これは、総務担当者が「よい大義名分」と感じる営業マンの行動である。
ぜひ、ヒントにしてほしい。
①お世話型
徹底的にフォローするタイプ。
取引先によく顔を出し、総務担当者の依頼事項にも気軽にすばやく対応する営業マンである。
こういう状態が続くと、総務担当者にもプレッシャーがかかり、
「借りを返してあげたい」という気持ちになってくる。
義理堅い上司がいると、
「何か発注するものはないか」と、身内からのプレッシャーもかかってくることがある。
「ほんとうにいつもよくやってくれる。うちも何か協力してあげないとまずいだろう」
「当社の商売によく協力してくれる。うちも協力してやろう」
「自分のことよりお客のことを考えてくれる」
「ほんとうによく顔を出してくれる。何か発注するものはないか」
このように、総務担当者が感じてくれたら、営業マンとして、やりがいを感じ、もっとお世話したいという気持ちになるだろう。
ドライにビジネスライクに、出入りの関係会社として扱うのが自然なのだが、営業マンも、営業先の総務担当者も同じ人間。

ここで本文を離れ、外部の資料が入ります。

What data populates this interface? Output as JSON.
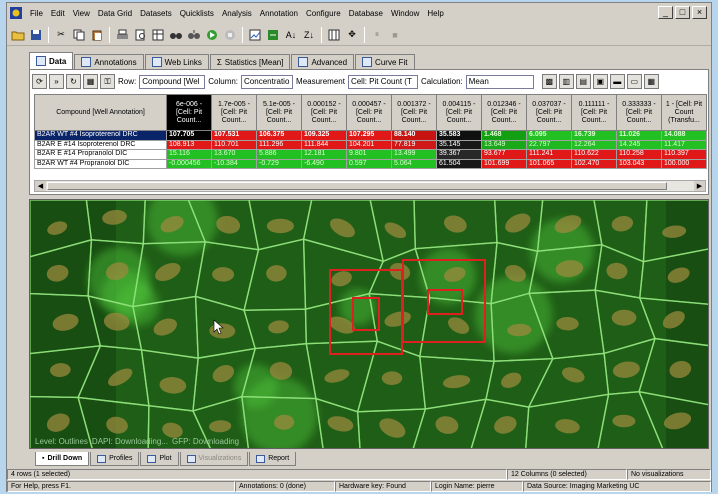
{
  "menu": [
    "File",
    "Edit",
    "View",
    "Data Grid",
    "Datasets",
    "Quicklists",
    "Analysis",
    "Annotation",
    "Configure",
    "Database",
    "Window",
    "Help"
  ],
  "window_controls": [
    "_",
    "□",
    "×"
  ],
  "tabs_top": [
    {
      "label": "Data",
      "icon": "data-grid-icon"
    },
    {
      "label": "Annotations",
      "icon": "annotations-icon"
    },
    {
      "label": "Web Links",
      "icon": "web-links-icon"
    },
    {
      "label": "Statistics [Mean]",
      "icon": "sigma-icon"
    },
    {
      "label": "Advanced",
      "icon": "advanced-icon"
    },
    {
      "label": "Curve Fit",
      "icon": "curve-fit-icon"
    }
  ],
  "controls": {
    "row_label": "Row:",
    "row_value": "Compound [Wel",
    "column_label": "Column:",
    "column_value": "Concentratio",
    "measurement_label": "Measurement",
    "measurement_value": "Cell: Pit Count (T",
    "calculation_label": "Calculation:",
    "calculation_value": "Mean"
  },
  "grid": {
    "row_header": "Compound [Well Annotation]",
    "columns": [
      "6e-006 - [Cell: Pit Count...",
      "1.7e-005 - [Cell: Pit Count...",
      "5.1e-005 - [Cell: Pit Count...",
      "0.000152 - [Cell: Pit Count...",
      "0.000457 - [Cell: Pit Count...",
      "0.001372 - [Cell: Pit Count...",
      "0.004115 - [Cell: Pit Count...",
      "0.012346 - [Cell: Pit Count...",
      "0.037037 - [Cell: Pit Count...",
      "0.111111 - [Cell: Pit Count...",
      "0.333333 - [Cell: Pit Count...",
      "1 - [Cell: Pit Count (Transfu..."
    ],
    "rows": [
      {
        "name": "B2AR WT #4 Isoproterenol DRC",
        "selected": true,
        "values": [
          "107.705",
          "107.531",
          "106.375",
          "109.325",
          "107.295",
          "88.140",
          "35.583",
          "1.468",
          "6.095",
          "16.739",
          "11.026",
          "14.088"
        ],
        "colors": [
          "#000000",
          "#e01818",
          "#e01818",
          "#e01818",
          "#e01818",
          "#c81410",
          "#101010",
          "#12a012",
          "#22c022",
          "#22c022",
          "#22c022",
          "#22c022"
        ]
      },
      {
        "name": "B2AR E #14 Isoproterenol DRC",
        "selected": false,
        "values": [
          "108.913",
          "110.701",
          "111.296",
          "111.844",
          "104.201",
          "77.819",
          "35.145",
          "13.649",
          "22.797",
          "12.264",
          "14.245",
          "11.417"
        ],
        "colors": [
          "#e01818",
          "#e01818",
          "#e01818",
          "#e01818",
          "#e01818",
          "#d01818",
          "#181818",
          "#18a818",
          "#20b820",
          "#22c022",
          "#22c022",
          "#22c022"
        ]
      },
      {
        "name": "B2AR E #14 Propranolol DIC",
        "selected": false,
        "values": [
          "15.116",
          "13.670",
          "5.886",
          "12.181",
          "9.801",
          "13.499",
          "39.367",
          "93.677",
          "111.241",
          "110.622",
          "110.258",
          "110.397"
        ],
        "colors": [
          "#22c022",
          "#22c022",
          "#22c022",
          "#22c022",
          "#22c022",
          "#22c022",
          "#282828",
          "#e01818",
          "#e01818",
          "#e01818",
          "#e01818",
          "#e01818"
        ]
      },
      {
        "name": "B2AR WT #4 Propranolol DIC",
        "selected": false,
        "values": [
          "-0.000456",
          "-10.384",
          "-0.729",
          "-6.490",
          "0.597",
          "5.064",
          "61.504",
          "101.699",
          "101.065",
          "102.470",
          "103.043",
          "100.000"
        ],
        "colors": [
          "#22c022",
          "#22c022",
          "#22c022",
          "#22c022",
          "#22c022",
          "#22c022",
          "#181818",
          "#e01818",
          "#e01818",
          "#e01818",
          "#e01818",
          "#e01818"
        ]
      }
    ]
  },
  "image_status": [
    "Level: Outlines",
    "DAPI: Downloading...",
    "GFP: Downloading"
  ],
  "tabs_bottom": [
    {
      "label": "Drill Down",
      "active": true,
      "enabled": true
    },
    {
      "label": "Profiles",
      "active": false,
      "enabled": true
    },
    {
      "label": "Plot",
      "active": false,
      "enabled": true
    },
    {
      "label": "Visualizations",
      "active": false,
      "enabled": false
    },
    {
      "label": "Report",
      "active": false,
      "enabled": true
    }
  ],
  "status1": {
    "rows": "4 rows (1 selected)",
    "columns": "12 Columns (0 selected)",
    "visualizations": "No visualizations"
  },
  "status2": {
    "help": "For Help, press F1.",
    "annotations": "Annotations: 0 (done)",
    "hardware": "Hardware key: Found",
    "login": "Login Name: pierre",
    "datasource": "Data Source: Imaging Marketing UC"
  },
  "colors": {
    "highlight": "#0a246a",
    "red_cell": "#e01818",
    "green_cell": "#22c022",
    "selection_box": "#e02020"
  }
}
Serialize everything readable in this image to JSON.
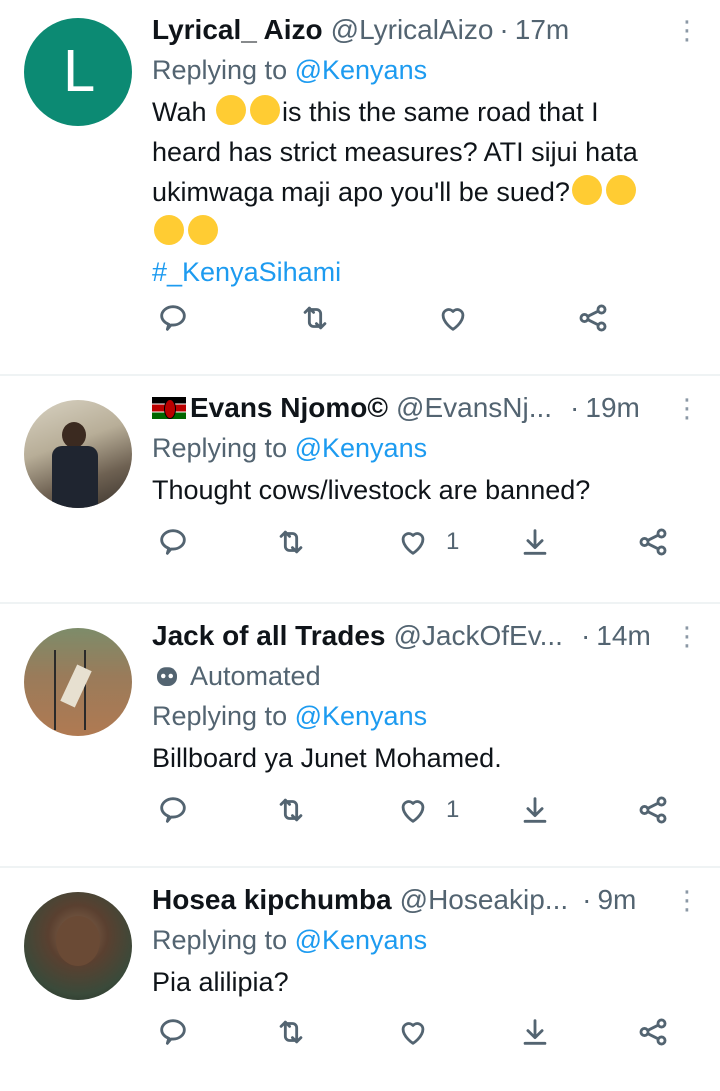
{
  "tweets": [
    {
      "avatar_letter": "L",
      "name": "Lyrical_ Aizo",
      "handle": "@LyricalAizo",
      "dot": "·",
      "time": "17m",
      "replying_prefix": "Replying to",
      "replying_to": "@Kenyans",
      "text_lines": [
        "Wah",
        "is this the same road that I",
        "heard has strict measures? ATI sijui hata",
        "ukimwaga maji apo you'll be sued?"
      ],
      "hashtag": "#_KenyaSihami",
      "like_count": ""
    },
    {
      "name": "Evans Njomo©",
      "handle": "@EvansNj...",
      "dot": "·",
      "time": "19m",
      "replying_prefix": "Replying to",
      "replying_to": "@Kenyans",
      "text": "Thought cows/livestock are banned?",
      "like_count": "1"
    },
    {
      "name": "Jack of all Trades",
      "handle": "@JackOfEv...",
      "dot": "·",
      "time": "14m",
      "automated_label": "Automated",
      "replying_prefix": "Replying to",
      "replying_to": "@Kenyans",
      "text": "Billboard ya Junet Mohamed.",
      "like_count": "1"
    },
    {
      "name": "Hosea kipchumba",
      "handle": "@Hoseakip...",
      "dot": "·",
      "time": "9m",
      "replying_prefix": "Replying to",
      "replying_to": "@Kenyans",
      "text": "Pia alilipia?",
      "like_count": ""
    }
  ],
  "colors": {
    "accent": "#1d9bf0",
    "muted": "#536471",
    "avatar_bg": "#0c8a73"
  }
}
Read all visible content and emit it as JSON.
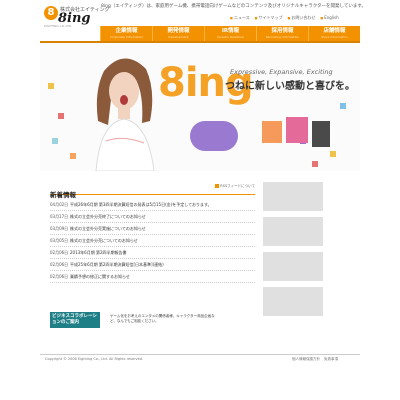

お世話を受ければ受けるほど、お世話したくなり、受注のチャンスも増えていく。
営業マンが相談を受けるということは、早く解決したいというサインであり、そのサインを頻繁に受ける営業マンは、信頼されているという証拠なのである。
②プロ型
これは、プロとしての知識を発揮し、総務担当者に喜ばれるタイプである。
総務担当者のほとんどが、訪問してくる営業マンは「プロ」、
つまり、営業内容について自分よりはるかに知識を持っていると考えて接する。
総務担当者自身も、社内ではその業務のプロであるため、必死に勉強しているはずである。
そのため、営業マンには、豊富な事例から当社に合ったベストな提案をしてくれるという前提で話をしているのだ。
営業マンは、このようなセミプロと接するわけだから、営業マンの所属する業界や商品の動向、
物品やサービスに関連する法令や想定されるリスクと管理、導入に際しての運用ルールなど、
勉強する内容は山ほどある。
そして、総務担当者もこれらのことを知りたがっているはずだ。
つまり、頻繁に質問を受ける内容が、「大義名分」に深く関連していると考えられる。
「さすがはプロだ。ほんとうによく知っている」
「当社のことをよく勉強している。提案内容がすばらしい」
「いつも欲しい情報を提供してくれるから、ほんとうに助かっている」
営業マンは、総務担当者にとっての「プロ」であるべきなのだ。